Photo by: Erica Lehrer

Such oblivion is not unique to the Czech case, but can be observed across East-Central and South-Eastern Europe, countries that do not fit neatly into the binary division of Global North and Global South that so commonly determines the decolonial and postcolonial debate. As Jie-Hyun Lim argues, such societies might be better positioned as belonging to the “Global East(s)”. Here, collections and narratives presented in local Ethnographic or Archeological museums are seldom updated, or lack critical approaches or shared ownership with source communities – a regional oversight discussed by NHTM members Erica Lehrer and Joanna Wawrzyniak, and the subject of their forthcoming edited volume Decolonial Museology Recentered: Thinking Theory and Practice Through East-Central Europe (DeGruyter, 2026). There are, however, a growing number of curatorial interventions and fresh temporary exhibitions that are beginning to break out of the traditional pattern. During our walking tour we visited the Náprstek Museum of Asian, African and American Cultures. While there is room for improvement regarding the Museum’s permanent exhibition, a temporary one reflecting on the Czech Republic’s Vietnamese diaspora and co-curated by its members offered a fresh look at this community with accessible, personal stories.  

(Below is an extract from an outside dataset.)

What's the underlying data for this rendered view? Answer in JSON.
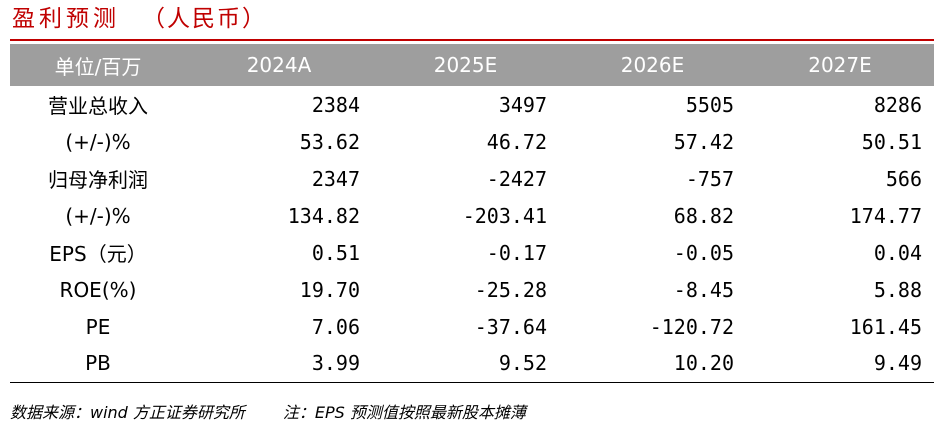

We also had a chance to view another exhibition dealing with coloniality, Eva Koťátková’s The heart of a giraffe in captivity is twelve kilos lighter. The artist’s intervention – a huge, deconstructed giraffe splayed across the immense gallery with bodily orifices that visitors could enter and contemplate – had been commissioned for the Czech and Slovak Pavillon at the Venice Biennale in 2024 and is currently on display at the National Gallery’s Trade Fair Palace. Inspired by the history of Lenka, a giraffe brought to Czechoslovakia in 1954 from Kenya, who died at the Prague Zoo only two years later. The artist poses uncomfortable questions about the long shadow of colonialism and its legacies.  Showing this work on the premises of the National Gallery sparked controversy and attracted protests in front of the building.  

Sadly, this experience is sobering evidence that decolonizing East-Central European museums remains a distant horizon – and ongoing change means decolonization itself is an open-ended project. Nevertheless, calling attention to colonial legacies such as the story of Lenka or the site of the “human zoo” generates awareness and spurs public debate.  Even if it is accompanied by backlash and a general lack of comprehension among many local inhabitants, such steps can lead to broader, more structural changes. Activist academics like Markéta step beyond the standard comfort zone of research and observation, as taking a stance and advocating for the necessity of facing difficult truths makes one vulnerable, and even risks having one’s credentials questioned. Yet perhaps this is the price of dedicating oneself to true social change?